Let $U$ be a non-trivial finite-dimensional vector space over $\mathbb R.$ I am trying to use a bijective and continuous map $f: U \to [0,1]$ and $d(x,y)=|f(x)-f(y)|$ to prove that there exist a metric on $U$ that makes $U$ compact. However, I couldn't find such continuous and bijective map: $f:U\to[0,1] \text{ (or $[0,1]^n$).}$ Is there any example? Or is there any other way to prove there exists a metric on $U$ that makes $U$ compact?

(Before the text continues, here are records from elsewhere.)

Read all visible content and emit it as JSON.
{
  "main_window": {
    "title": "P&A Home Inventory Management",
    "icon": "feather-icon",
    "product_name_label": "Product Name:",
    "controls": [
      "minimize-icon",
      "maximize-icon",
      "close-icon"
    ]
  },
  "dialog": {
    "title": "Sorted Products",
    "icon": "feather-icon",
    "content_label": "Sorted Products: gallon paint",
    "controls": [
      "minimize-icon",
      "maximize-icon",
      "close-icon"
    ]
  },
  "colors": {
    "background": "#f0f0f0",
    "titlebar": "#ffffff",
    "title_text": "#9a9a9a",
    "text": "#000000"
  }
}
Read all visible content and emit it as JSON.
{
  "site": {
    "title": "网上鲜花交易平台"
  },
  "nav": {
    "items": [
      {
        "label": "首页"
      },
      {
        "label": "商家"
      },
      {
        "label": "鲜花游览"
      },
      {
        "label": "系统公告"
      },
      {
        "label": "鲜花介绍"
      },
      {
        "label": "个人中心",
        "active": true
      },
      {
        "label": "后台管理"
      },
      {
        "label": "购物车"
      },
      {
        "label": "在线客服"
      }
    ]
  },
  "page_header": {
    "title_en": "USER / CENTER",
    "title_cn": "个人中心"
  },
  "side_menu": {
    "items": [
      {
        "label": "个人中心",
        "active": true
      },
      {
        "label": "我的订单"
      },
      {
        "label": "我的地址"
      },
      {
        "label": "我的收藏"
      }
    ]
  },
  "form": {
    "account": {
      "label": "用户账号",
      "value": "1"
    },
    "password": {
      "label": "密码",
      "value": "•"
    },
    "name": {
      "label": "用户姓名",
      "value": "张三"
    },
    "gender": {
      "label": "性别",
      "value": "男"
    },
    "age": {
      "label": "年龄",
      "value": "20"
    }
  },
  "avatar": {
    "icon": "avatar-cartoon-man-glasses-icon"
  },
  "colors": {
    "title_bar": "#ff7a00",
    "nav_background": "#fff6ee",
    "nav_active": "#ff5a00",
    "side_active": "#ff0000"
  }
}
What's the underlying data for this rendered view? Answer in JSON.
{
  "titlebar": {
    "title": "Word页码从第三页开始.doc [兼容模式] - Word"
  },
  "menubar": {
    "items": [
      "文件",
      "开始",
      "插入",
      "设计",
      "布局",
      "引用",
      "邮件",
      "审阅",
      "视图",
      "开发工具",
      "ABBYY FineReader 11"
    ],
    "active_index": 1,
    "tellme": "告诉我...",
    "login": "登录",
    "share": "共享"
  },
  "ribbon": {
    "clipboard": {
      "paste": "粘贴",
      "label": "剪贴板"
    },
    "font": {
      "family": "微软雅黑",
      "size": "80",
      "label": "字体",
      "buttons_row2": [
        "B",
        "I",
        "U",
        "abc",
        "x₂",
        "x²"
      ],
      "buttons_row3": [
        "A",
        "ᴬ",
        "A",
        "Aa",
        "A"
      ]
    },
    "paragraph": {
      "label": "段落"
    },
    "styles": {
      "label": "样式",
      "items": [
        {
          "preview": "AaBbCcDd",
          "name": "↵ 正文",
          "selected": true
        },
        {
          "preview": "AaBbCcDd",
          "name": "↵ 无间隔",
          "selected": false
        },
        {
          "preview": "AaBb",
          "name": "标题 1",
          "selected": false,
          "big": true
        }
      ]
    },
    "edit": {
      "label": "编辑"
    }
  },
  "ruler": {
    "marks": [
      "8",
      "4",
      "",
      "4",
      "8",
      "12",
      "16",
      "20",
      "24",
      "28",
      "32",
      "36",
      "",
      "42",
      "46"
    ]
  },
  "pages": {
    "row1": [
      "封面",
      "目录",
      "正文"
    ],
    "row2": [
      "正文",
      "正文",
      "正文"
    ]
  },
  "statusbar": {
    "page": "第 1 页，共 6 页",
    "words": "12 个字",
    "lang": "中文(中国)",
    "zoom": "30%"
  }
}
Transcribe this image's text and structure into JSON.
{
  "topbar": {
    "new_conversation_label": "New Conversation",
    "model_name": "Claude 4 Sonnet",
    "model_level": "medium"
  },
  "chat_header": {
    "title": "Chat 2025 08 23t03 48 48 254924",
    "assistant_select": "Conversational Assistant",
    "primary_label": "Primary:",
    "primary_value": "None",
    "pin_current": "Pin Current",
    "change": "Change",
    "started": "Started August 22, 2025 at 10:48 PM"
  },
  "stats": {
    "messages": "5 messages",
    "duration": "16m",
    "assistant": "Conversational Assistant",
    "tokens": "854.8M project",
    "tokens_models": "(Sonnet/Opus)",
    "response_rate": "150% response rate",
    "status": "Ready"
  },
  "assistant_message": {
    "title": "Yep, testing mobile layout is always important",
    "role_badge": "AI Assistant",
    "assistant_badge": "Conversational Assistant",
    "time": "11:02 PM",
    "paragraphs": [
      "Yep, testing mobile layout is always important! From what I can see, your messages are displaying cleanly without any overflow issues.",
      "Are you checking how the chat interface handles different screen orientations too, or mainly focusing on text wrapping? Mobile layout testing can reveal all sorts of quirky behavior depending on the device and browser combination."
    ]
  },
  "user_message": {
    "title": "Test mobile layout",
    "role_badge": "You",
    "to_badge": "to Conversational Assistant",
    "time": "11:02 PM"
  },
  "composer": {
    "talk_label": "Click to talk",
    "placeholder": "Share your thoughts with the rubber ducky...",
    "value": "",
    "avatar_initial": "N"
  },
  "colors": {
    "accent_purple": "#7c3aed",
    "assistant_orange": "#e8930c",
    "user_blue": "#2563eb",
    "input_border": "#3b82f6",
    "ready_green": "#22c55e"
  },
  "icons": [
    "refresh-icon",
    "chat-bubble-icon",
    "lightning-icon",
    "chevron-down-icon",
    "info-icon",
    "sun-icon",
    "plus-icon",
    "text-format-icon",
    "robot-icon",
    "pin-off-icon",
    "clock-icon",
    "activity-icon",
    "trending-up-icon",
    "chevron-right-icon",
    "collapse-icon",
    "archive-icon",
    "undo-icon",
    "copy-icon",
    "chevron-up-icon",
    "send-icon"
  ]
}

Edited: Thank you for all of your comments. I just started to learn compactness these days so I am not very good at some of the concepts. Now I understand that there is no need to construct a continuous map to prove the compactness. I also know that there does not exist a norm on U which makes U compact. My question is: how to prove there does exist a metric on U which makes U compact?
Best Answer
To answer the question in the title: No for $n>1$.
If $f:\mathbb R^n\to[0,1]$ is continuous and surjective then $f^{-1}([0,\frac12))$ is a proper clopen subset of $f^{-1}([0,1]\setminus\frac12)$. That means $f^{-1}([0,1]\setminus\frac12)$ is disconnected. But $\mathbb R^n$ minus a single point is connected, so $f$ must not be injective.